BENGALON, Gemparkutim.com – Musibah kebakaran melanda tiga unit rumah warga di Jalan M. Yusuf RT 004, Desa Sepaso, Kecamatan Bengalon, Kabupaten Kutai Timur, Sabtu (18/4/2026) sekitar pukul 14.15 Wita.
Tidak ada korban jiwa dalam kejadian ini, namun kerugian material ditaksir mencapai kurang lebih Rp200 juta.
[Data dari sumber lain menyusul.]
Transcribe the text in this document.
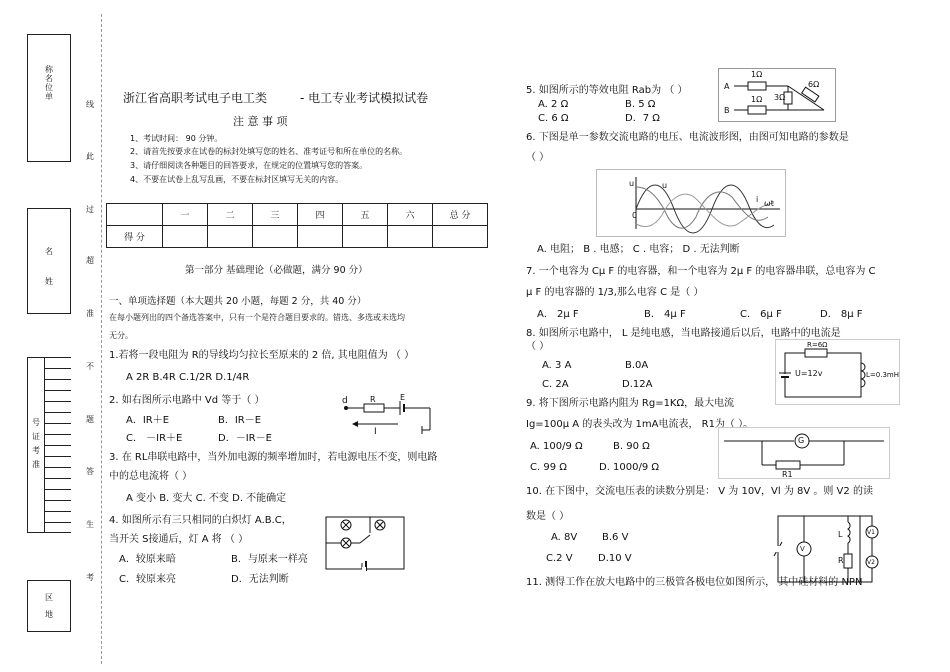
称名位单
名姓
号证考准
区地
线
此
过
超
准
不
题
答
生
考
浙江省高职考试电子电工类	- 电工专业考试模拟试卷
注 意 事 项
1、考试时间： 90 分钟。
2、请首先按要求在试卷的标封处填写您的姓名、准考证号和所在单位的名称。
3、请仔细阅读各种题目的回答要求，在规定的位置填写您的答案。
4、不要在试卷上乱写乱画，不要在标封区填写无关的内容。
	一	二	三	四	五	六	总 分
得 分							
第一部分 基础理论（必做题，满分 90 分）
一、单项选择题（本大题共 20 小题，每题 2 分，共 40 分）
在每小题列出的四个备选答案中，只有一个是符合题目要求的。错选、多选或未选均
无分。
1.若将一段电阻为 R的导线均匀拉长至原来的 2 倍, 其电阻值为 （ ）
A 2R B.4R C.1/2R D.1/4R
2. 如右图所示电路中 Vd 等于（ ）
A．IR＋E	B．IR－E
C． －IR＋E	D．－IR－E
d	R	E
I
3. 在 RL串联电路中，当外加电源的频率增加时，若电源电压不变，则电路
中的总电流将（ ）
A 变小 B. 变大 C. 不变 D. 不能确定
4. 如图所示有三只相同的白炽灯 A.B.C，
当开关 S接通后，灯 A 将 （ ）
A．较原来暗	B．与原来一样亮
C．较原来亮	D．无法判断
5. 如图所示的等效电阻 Rab为 （ ）
A. 2 Ω	B. 5 Ω
C. 6 Ω	D．7 Ω
A
B
1Ω
1Ω 3Ω
6Ω
6. 下图是单一参数交流电路的电压、电流波形图，由图可知电路的参数是
（ ）
u	u
i ωt
0
A. 电阻； B . 电感； C . 电容； D . 无法判断
7. 一个电容为 Cμ F 的电容器，和一个电容为 2μ F 的电容器串联，总电容为 C
μ F 的电容器的 1/3,那么电容 C 是（ ）
A． 2μ F	B． 4μ F	C． 6μ F	D． 8μ F
8. 如图所示电路中， L 是纯电感，当电路接通后以后，电路中的电流是
（ ）
A. 3 A	B.0A
C. 2A	D.12A
R=6Ω
U=12v	L=0.3mH
9. 将下图所示电路内阻为 Rg=1KΩ，最大电流
Ig=100μ A 的表头改为 1mA电流表， R1为（ ）。
A. 100/9 Ω	B. 90 Ω
C. 99 Ω	D. 1000/9 Ω
G
R1
10. 在下图中，交流电压表的读数分别是： V 为 10V，Vl 为 8V 。则 V2 的读
数是（ ）
A. 8V B.6 V
C.2 V	D.10 V
V
L
R
V1
V2
11. 测得工作在放大电路中的三极管各极电位如图所示， 其中硅材料的 NPN
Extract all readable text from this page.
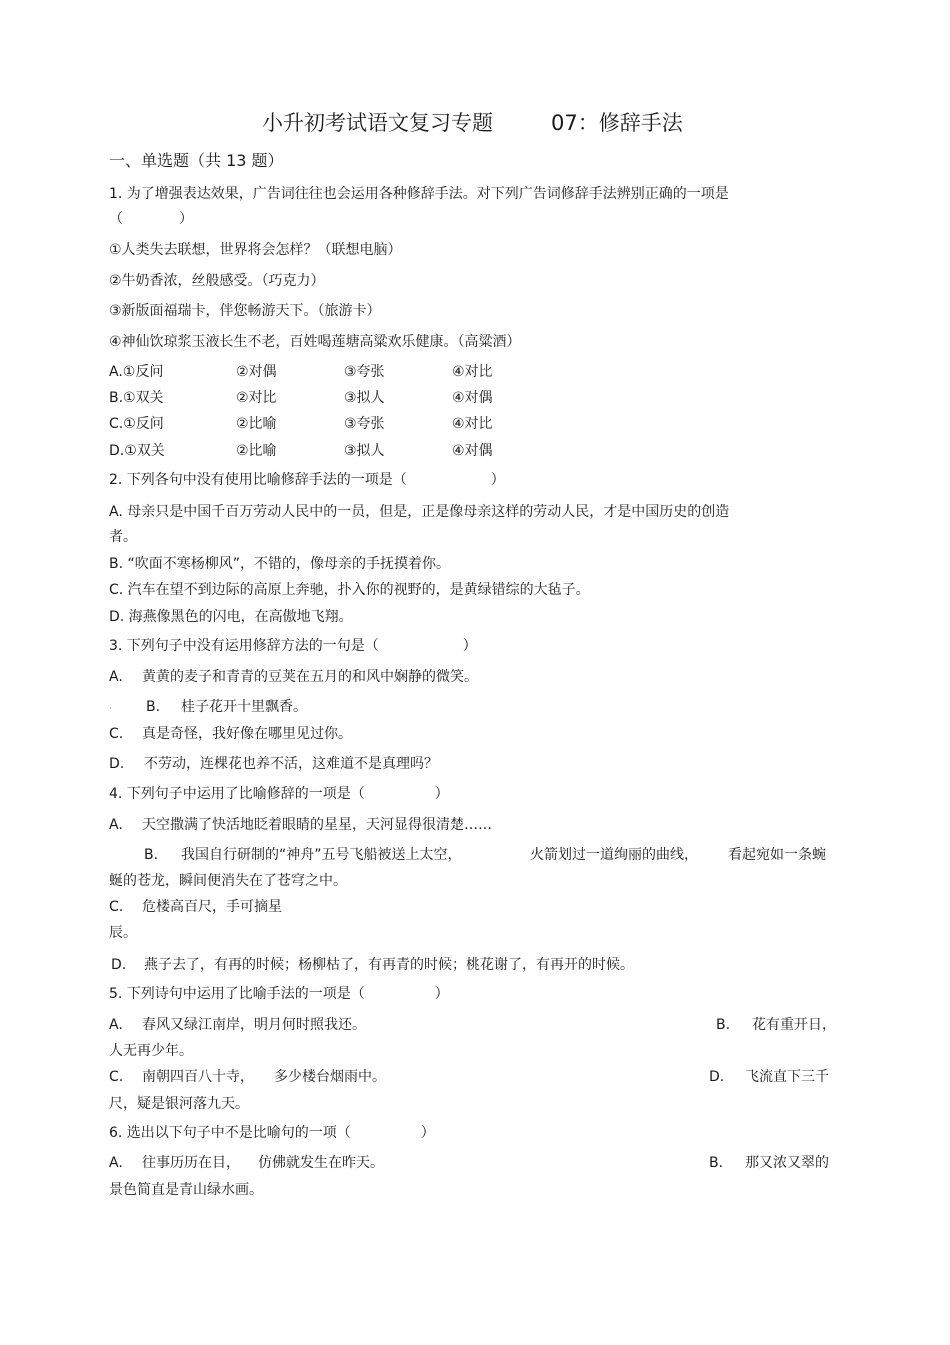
小升初考试语文复习专题	07：修辞手法
一、单选题（共 13 题）
1. 为了增强表达效果，广告词往往也会运用各种修辞手法。对下列广告词修辞手法辨别正确的一项是
（　　　　）
①人类失去联想，世界将会怎样？（联想电脑）
②牛奶香浓，丝般感受。（巧克力）
③新版面福瑞卡，伴您畅游天下。（旅游卡）
④神仙饮琼浆玉液长生不老，百姓喝莲塘高粱欢乐健康。（高粱酒）
A.①反问	②对偶	③夸张	④对比
B.①双关	②对比	③拟人	④对偶
C.①反问	②比喻	③夸张	④对比
D.①双关	②比喻	③拟人	④对偶
2. 下列各句中没有使用比喻修辞手法的一项是（　　　　　　）
A. 母亲只是中国千百万劳动人民中的一员，但是，正是像母亲这样的劳动人民，才是中国历史的创造
者。
B. “吹面不寒杨柳风”，不错的，像母亲的手抚摸着你。
C. 汽车在望不到边际的高原上奔驰，扑入你的视野的，是黄绿错综的大毡子。
D. 海燕像黑色的闪电，在高傲地飞翔。
3. 下列句子中没有运用修辞方法的一句是（　　　　　　）
A. 黄黄的麦子和青青的豆荚在五月的和风中娴静的微笑。
· B. 桂子花开十里飘香。
C. 真是奇怪，我好像在哪里见过你。
D. 不劳动，连棵花也养不活，这难道不是真理吗？
4. 下列句子中运用了比喻修辞的一项是（　　　　　）
A. 天空撒满了快活地眨着眼睛的星星，天河显得很清楚……
B. 我国自行研制的“神舟”五号飞船被送上太空，	火箭划过一道绚丽的曲线， 看起宛如一条蜿
蜒的苍龙，瞬间便消失在了苍穹之中。
C. 危楼高百尺，手可摘星
辰。
D. 燕子去了，有再的时候；杨柳枯了，有再青的时候；桃花谢了，有再开的时候。
5. 下列诗句中运用了比喻手法的一项是（　　　　　）
A. 春风又绿江南岸，明月何时照我还。	B. 花有重开日，
人无再少年。
C. 南朝四百八十寺， 多少楼台烟雨中。	D. 飞流直下三千
尺，疑是银河落九天。
6. 选出以下句子中不是比喻句的一项（　　　　　）
A. 往事历历在目， 仿佛就发生在昨天。	B. 那又浓又翠的
景色简直是青山绿水画。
Kapolsek Bengalon AKP Asriadi menjelaskan, peristiwa kebakaran pertama kali diketahui oleh salah satu saksi, Hernando, yang saat itu berada di dalam kamar kos milik salah satu korban.
Ia mendengar teriakan warga yang menyebut adanya kebakaran, lalu keluar dan melihat api sudah membesar dari lantai dua rumah milik Muhayyang.
“Setelah mengetahui kejadian tersebut, saksi segera menghubungi pemilik rumah dan meminta bantuan warga untuk menghubungi pemadam kebakaran,” ujar AKP Asriadi.
Api dengan cepat membesar karena sebagian besar bangunan rumah terbuat dari material kayu. Warga sekitar bersama petugas berupaya melakukan pemadaman sembari menunggu kedatangan tim pemadam kebakaran.
Tak lama kemudian, empat unit mobil pemadam kebakaran dari Kecamatan Bengalon dibantu dua unit mobil pemadam dari PT Darma Henwa n 1 unit dari PT. PIK / AMM tiba di lokasi. Upaya pemadaman dilakukan secara intensif oleh tim gabungan bersama warga hingga akhirnya api berhasil dipadamkan sekitar pukul 16.00 Wita.
Berdasarkan data yang dihimpun, tiga rumah yang terbakar masing-masing milik Muhayyang (59), Mukransyah (55), dan Fitriani (33), yang seluruhnya merupakan warga Desa Sepaso. Beruntung, seluruh penghuni rumah berhasil menyelamatkan diri sehingga tidak terdapat korban jiwa dalam insiden tersebut.
Kapolsek Bengalon AKP Asriadi menambahkan, dugaan sementara penyebab kebakaran berasal dari korsleting listrik di bagian lantai dua rumah milik Muhayyang.
“Untuk penyebab pasti masih dalam penyelidikan, namun dugaan awal berasal dari hubungan arus pendek listrik. Kami telah melakukan olah TKP dan mengumpulkan keterangan saksi-saksi,” jelasnya.
Pihak kepolisian juga telah melakukan sejumlah tindakan, di antaranya mendatangi lokasi kejadian, mengamankan tempat kejadian perkara (TKP), serta mengumpulkan bahan keterangan guna penyelidikan lebih lanjut.
Kapolsek mengimbau masyarakat agar lebih waspada terhadap potensi kebakaran, khususnya yang disebabkan oleh instalasi listrik yang tidak standar.
“Kami mengingatkan warga untuk rutin memeriksa instalasi listrik di rumah guna mencegah kejadian serupa terulang kembali,” tutupnya.
Saat ini situasi di lokasi kejadian telah kondusif setelah dilakukan proses pendinginan oleh petugas guna memastikan tidak ada titik api yang tersisa.